Morgan Feeney would eventually return to captain the Under-23s a few games into the new season, and he would lead them to an impressive double in winning the Premier League 2 trophy and the Premier League Cup, Feeney scoring the winning goal of the final at Goodison Park in May 2019.
Feeney was an established member of the U23s who tried to sustain the high standard into the new season, but things fell apart as the Blues drifted into the lower half of the PL2 table, well off the required pace to defend their title. At the end of the January 2020 transfer window, Morgan Feeney secured a loan move to Tranmere Rovers for the remainder of the season.

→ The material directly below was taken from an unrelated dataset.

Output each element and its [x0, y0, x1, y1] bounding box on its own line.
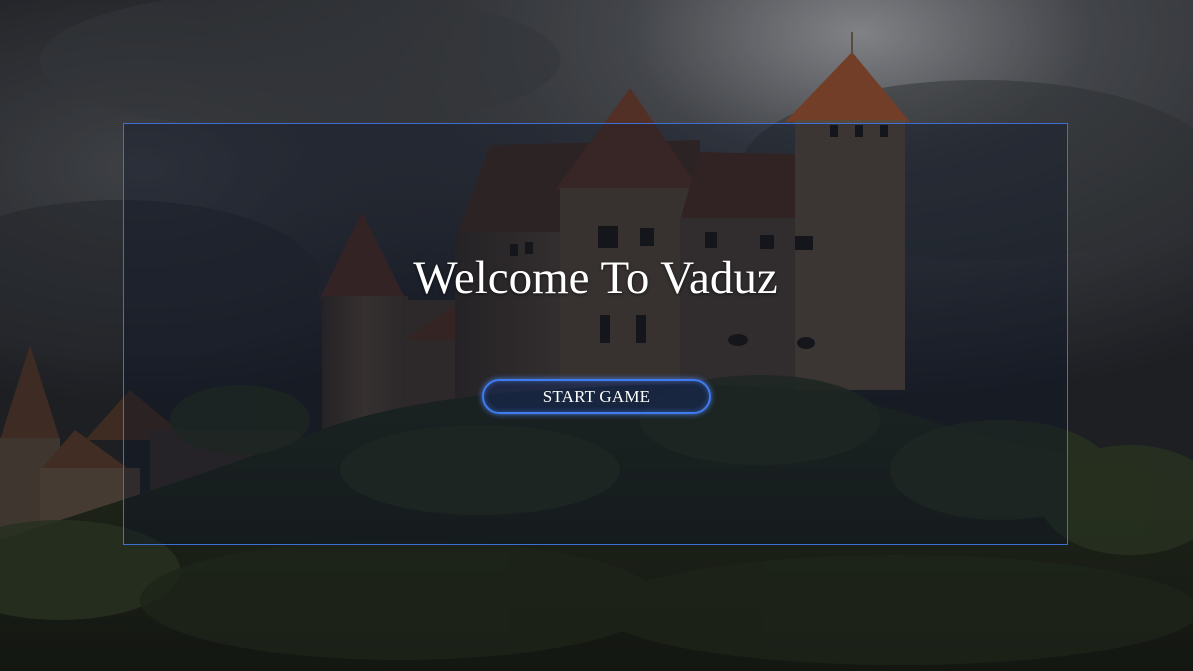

But that loan would be cut short almost before it had begun, with Feeney suffering a serious hamstring injury in his first game for Tranmere, and returning to Finch Farm for treatment, with fears that he would be out recovering for the rest of the season. Indeed, he did not get to play again before the early termination of the season due to the Covid-19 pandemic.
In May 2020, he was told that Everton would release him at the end of his contract. Feeney would sign a short-term deal with Sunderland in League One later that summer after a number of weeks training with the North-East club. But just weeks into his new career, another serious hamstring injury would once again put him on the sidelines after just 8 minutes of his first PL2 game for the Black Cats. He was released in January 2021.
He was able to secure a new contract with Carlisle Utd but would not play again until the following season, where he worked his way into becoming a first-team regular for the League Two team, running up against his old Everton U23 side in an EFL Trophy game that The Cumbrians would win 2-0.